Avest et al. studied 46 patients diagnosed with psychogenic hyperventilation; 14 participants showed a rise in serum lactate above the reference range with no adverse events or requirement for medication. ⁶

Lactic acid production decreases when intracellular pH is low (acidosis) and increases when intracellular pH is high (alkalosis). This effect of pH on lactic acid production provides a homeostatic mechanism for generating hydrogen ions to rapidly counteract a state of intracellular alkalosis. As CO₂ is a source of acid that rapidly crosses cell membranes, the respiratory alkalosis resulting from hyperventilation-induced hypocapnia causes an immediate intracellular alkalosis. Metabolic alkalosis can cause a delayed intracellular alkalosis. ⁶

In their review of experimentally induced changes in acid–base status, Hood and Tannen found that 12 of 12 studies of respiratory alkalosis and 12 of 15 studies of metabolic alkalosis observed an increase in net lactate production. In contrast, they found that three of three studies of respiratory acidosis and seven of nine studies of metabolic acidosis reported a decrease in net lactate production. The regulatory effect of pH on lactate production is modulated by the concentration of high-energy phosphates and the availability of glucose as a substrate for glycolysis.

Brautbar et al. showed that a combination of hyperventilation-induced respiratory alkalosis and a continuous glucose infusion led to a five-fold increase in serum lactate after 60 min in dogs. This increase in lactate was attributed to the disinhibiting effect of alkalosis on glycolysis, as there was no evidence for intracellular hypoxia or high-energy phosphate depletion. ⁸

These studies demonstrate that the homeostatic response to alkalosis can lead to substantial increases in lactate levels in the absence of any shortfall in oxidative metabolism. However, it should be noted that in patients with critical illnesses, lactate is a risk marker not a risk mediator: several studies have shown that the administration of exogenous lactate is safe or even beneficial. ⁹ Lactate can be reused directly as a substrate to generate adenosine triphosphate by many organs, including the heart, the brain and the kidneys. Therefore, it has been suggested that the hyperlactataemia of hyperventilation serves as a favourable metabolic compensatory process during respiratory alkalosis. ¹⁰ The exact reason for the hyperlactataemia of hyperventilation will remain a topic of teleological debate.

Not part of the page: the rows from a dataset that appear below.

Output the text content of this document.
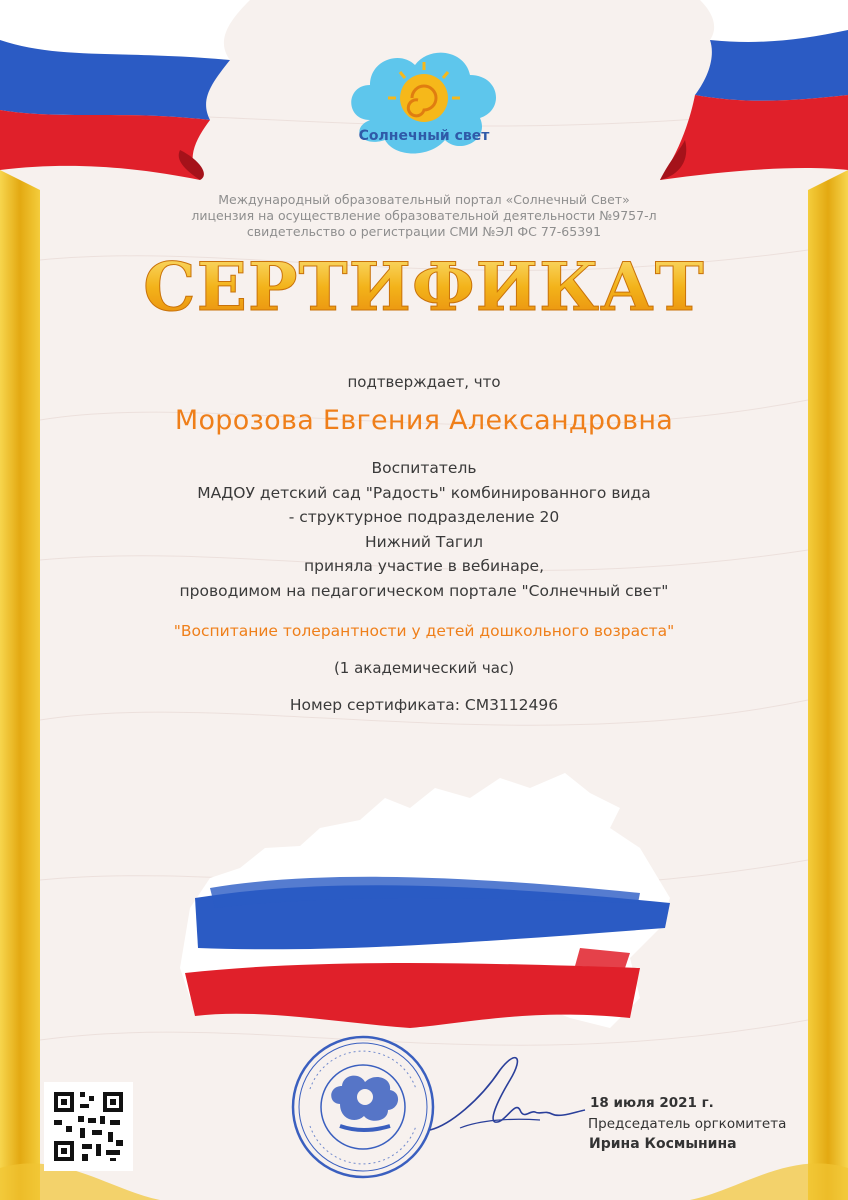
Солнечный свет
Международный образовательный портал «Солнечный Свет»
лицензия на осуществление образовательной деятельности №9757-л
свидетельство о регистрации СМИ №ЭЛ ФС 77-65391
СЕРТИФИКАТ
подтверждает, что
Морозова Евгения Александровна
Воспитатель
МАДОУ детский сад "Радость" комбинированного вида
- структурное подразделение 20
Нижний Тагил
приняла участие в вебинаре,
проводимом на педагогическом портале "Солнечный свет"
"Воспитание толерантности у детей дошкольного возраста"
(1 академический час)
Номер сертификата: СМ3112496
18 июля 2021 г.
Председатель оргкомитета
Ирина Космынина
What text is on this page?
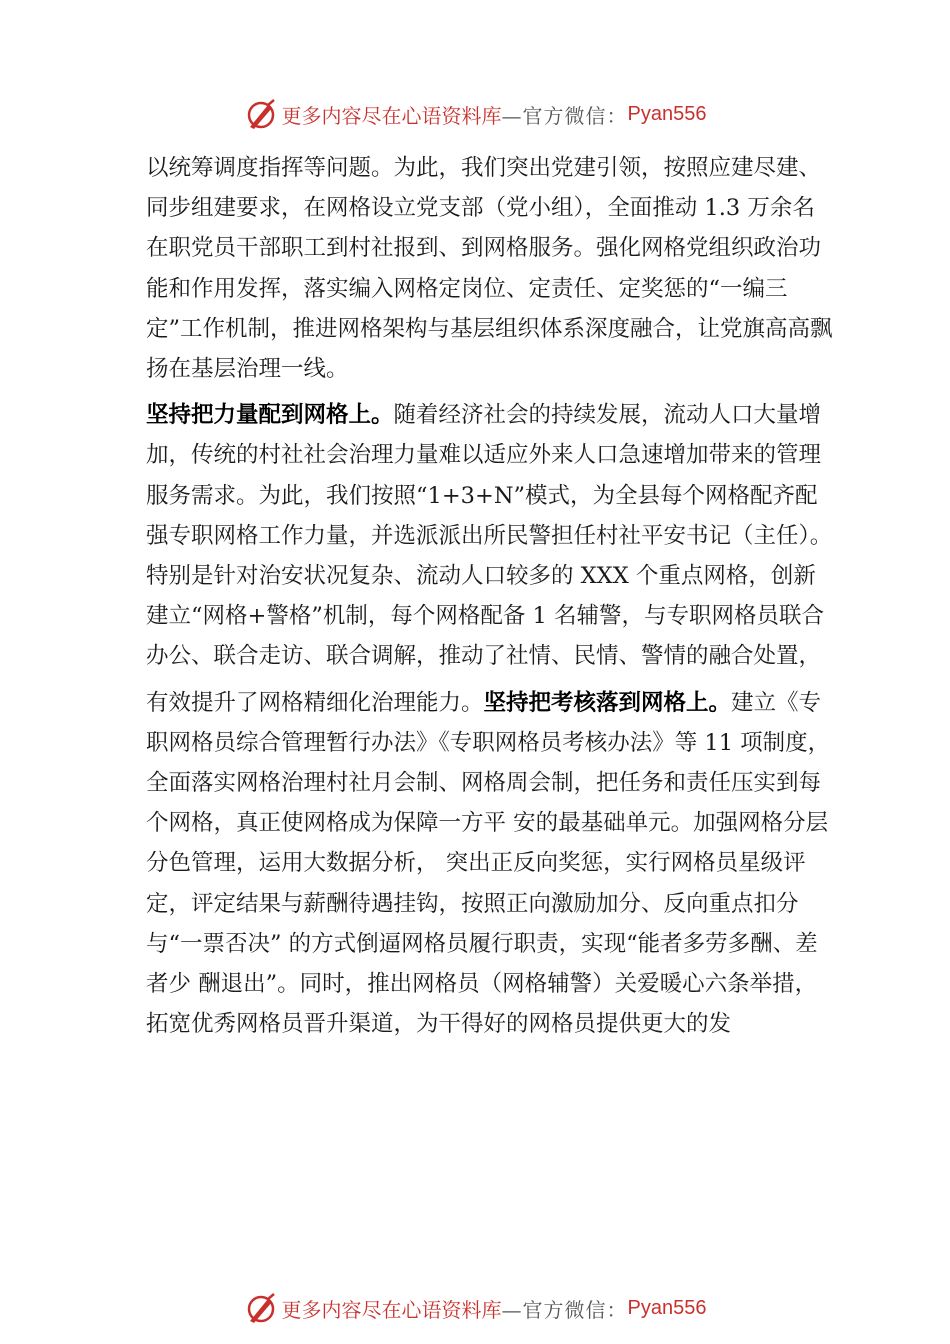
更多内容尽在心语资料库 —官方微信： Pyan556

以统筹调度指挥等问题。为此，我们突出党建引领，按照应建尽建、同步组建要求，在网格设立党支部（党小组），全面推动 1.3 万余名在职党员干部职工到村社报到、到网格服务。强化网格党组织政治功能和作用发挥，落实编入网格定岗位、定责任、定奖惩的“一编三定”工作机制，推进网格架构与基层组织体系深度融合，让党旗高高飘扬在基层治理一线。

坚持把力量配到网格上。随着经济社会的持续发展，流动人口大量增加，传统的村社社会治理力量难以适应外来人口急速增加带来的管理服务需求。为此，我们按照“1+3+N”模式，为全县每个网格配齐配强专职网格工作力量，并选派派出所民警担任村社平安书记（主任）。特别是针对治安状况复杂、流动人口较多的 XXX 个重点网格，创新建立“网格+警格”机制，每个网格配备 1 名辅警，与专职网格员联合办公、联合走访、联合调解，推动了社情、民情、警情的融合处置，

有效提升了网格精细化治理能力。坚持把考核落到网格上。建立《专职网格员综合管理暂行办法》《专职网格员考核办法》等 11 项制度，全面落实网格治理村社月会制、网格周会制，把任务和责任压实到每个网格，真正使网格成为保障一方平 安的最基础单元。加强网格分层分色管理，运用大数据分析， 突出正反向奖惩，实行网格员星级评定，评定结果与薪酬待遇挂钩，按照正向激励加分、反向重点扣分与“一票否决” 的方式倒逼网格员履行职责，实现“能者多劳多酬、差者少 酬退出”。同时，推出网格员（网格辅警）关爱暖心六条举措， 拓宽优秀网格员晋升渠道，为干得好的网格员提供更大的发

更多内容尽在心语资料库 —官方微信： Pyan556
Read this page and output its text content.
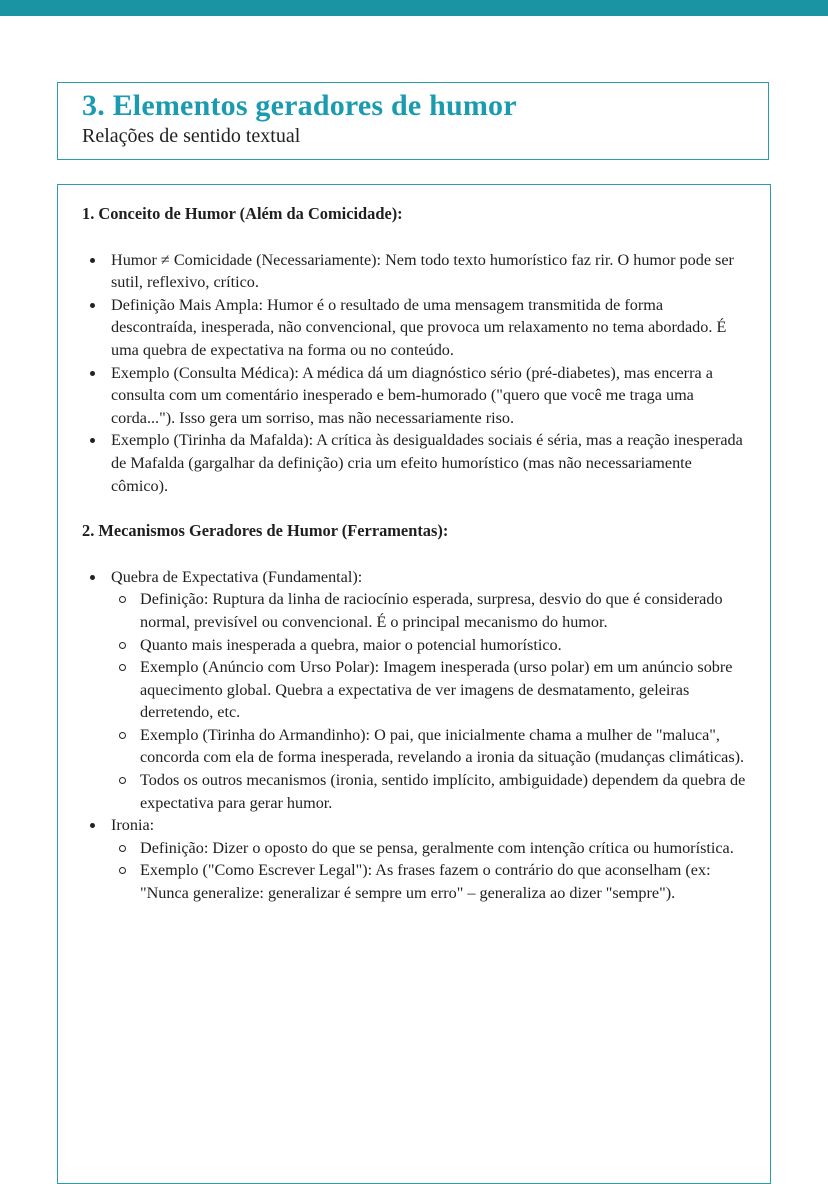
3. Elementos geradores de humor

Relações de sentido textual

1. Conceito de Humor (Além da Comicidade):

Humor ≠ Comicidade (Necessariamente): Nem todo texto humorístico faz rir. O humor pode ser sutil, reflexivo, crítico.
Definição Mais Ampla: Humor é o resultado de uma mensagem transmitida de forma descontraída, inesperada, não convencional, que provoca um relaxamento no tema abordado. É uma quebra de expectativa na forma ou no conteúdo.
Exemplo (Consulta Médica): A médica dá um diagnóstico sério (pré-diabetes), mas encerra a consulta com um comentário inesperado e bem-humorado ("quero que você me traga uma corda..."). Isso gera um sorriso, mas não necessariamente riso.
Exemplo (Tirinha da Mafalda): A crítica às desigualdades sociais é séria, mas a reação inesperada de Mafalda (gargalhar da definição) cria um efeito humorístico (mas não necessariamente cômico).

2. Mecanismos Geradores de Humor (Ferramentas):

Quebra de Expectativa (Fundamental):
Definição: Ruptura da linha de raciocínio esperada, surpresa, desvio do que é considerado normal, previsível ou convencional. É o principal mecanismo do humor.
Quanto mais inesperada a quebra, maior o potencial humorístico.
Exemplo (Anúncio com Urso Polar): Imagem inesperada (urso polar) em um anúncio sobre aquecimento global. Quebra a expectativa de ver imagens de desmatamento, geleiras derretendo, etc.
Exemplo (Tirinha do Armandinho): O pai, que inicialmente chama a mulher de "maluca", concorda com ela de forma inesperada, revelando a ironia da situação (mudanças climáticas).
Todos os outros mecanismos (ironia, sentido implícito, ambiguidade) dependem da quebra de expectativa para gerar humor.
Ironia:
Definição: Dizer o oposto do que se pensa, geralmente com intenção crítica ou humorística.
Exemplo ("Como Escrever Legal"): As frases fazem o contrário do que aconselham (ex: "Nunca generalize: generalizar é sempre um erro" – generaliza ao dizer "sempre").
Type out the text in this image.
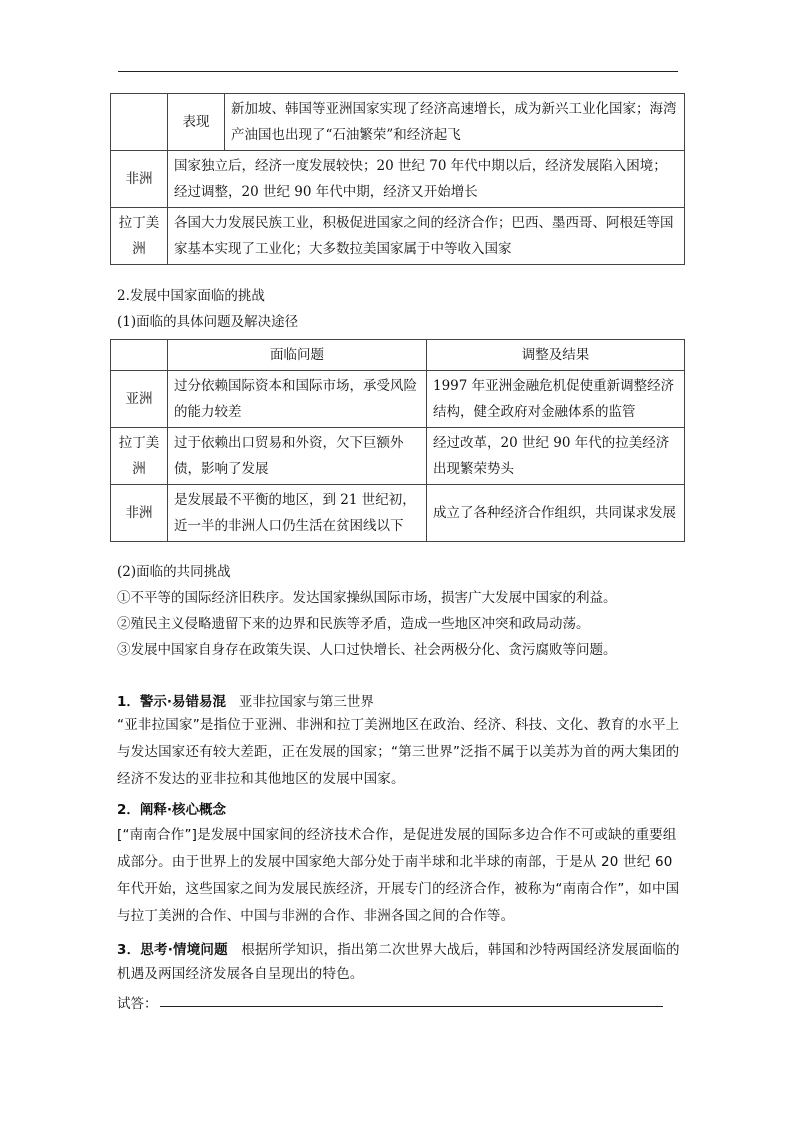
	表现	新加坡、韩国等亚洲国家实现了经济高速增长，成为新兴工业化国家；海湾产油国也出现了“石油繁荣”和经济起飞
非洲	国家独立后，经济一度发展较快；20 世纪 70 年代中期以后，经济发展陷入困境；经过调整，20 世纪 90 年代中期，经济又开始增长	
拉丁美洲	各国大力发展民族工业，积极促进国家之间的经济合作；巴西、墨西哥、阿根廷等国家基本实现了工业化；大多数拉美国家属于中等收入国家	
2.发展中国家面临的挑战
(1)面临的具体问题及解决途径
	面临问题	调整及结果
亚洲	过分依赖国际资本和国际市场，承受风险的能力较差	1997 年亚洲金融危机促使重新调整经济结构，健全政府对金融体系的监管
拉丁美洲	过于依赖出口贸易和外资，欠下巨额外债，影响了发展	经过改革，20 世纪 90 年代的拉美经济出现繁荣势头
非洲	是发展最不平衡的地区，到 21 世纪初，近一半的非洲人口仍生活在贫困线以下	成立了各种经济合作组织，共同谋求发展
(2)面临的共同挑战
①不平等的国际经济旧秩序。发达国家操纵国际市场，损害广大发展中国家的利益。
②殖民主义侵略遗留下来的边界和民族等矛盾，造成一些地区冲突和政局动荡。
③发展中国家自身存在政策失误、人口过快增长、社会两极分化、贪污腐败等问题。
1．警示·易错易混 亚非拉国家与第三世界
“亚非拉国家”是指位于亚洲、非洲和拉丁美洲地区在政治、经济、科技、文化、教育的水平上与发达国家还有较大差距，正在发展的国家；“第三世界”泛指不属于以美苏为首的两大集团的经济不发达的亚非拉和其他地区的发展中国家。
2．阐释·核心概念
[“南南合作”]是发展中国家间的经济技术合作，是促进发展的国际多边合作不可或缺的重要组成部分。由于世界上的发展中国家绝大部分处于南半球和北半球的南部，于是从 20 世纪 60 年代开始，这些国家之间为发展民族经济，开展专门的经济合作，被称为“南南合作”，如中国与拉丁美洲的合作、中国与非洲的合作、非洲各国之间的合作等。
3．思考·情境问题 根据所学知识，指出第二次世界大战后，韩国和沙特两国经济发展面临的机遇及两国经济发展各自呈现出的特色。
试答：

Our case study is the first to describe the presence of hyperventilation-related hyperlactataemia in a case of paroxysmal vocal cord dysfunction, and although PVCD is not a frequent entity, it should be kept in mind in order to avoid misdiagnoses and unnecessary and possibly harmful medication. One should not forget that although less frequent, PCVD can occur in asthmatic patients. Obtaining a careful history and determining triggers are important in order to establish a correct diagnosis and implement proper treatment. Importantly, a raised lactate in such cases may not represent severe underlying pathology.

Consent

This report is published with the written consent of the patient.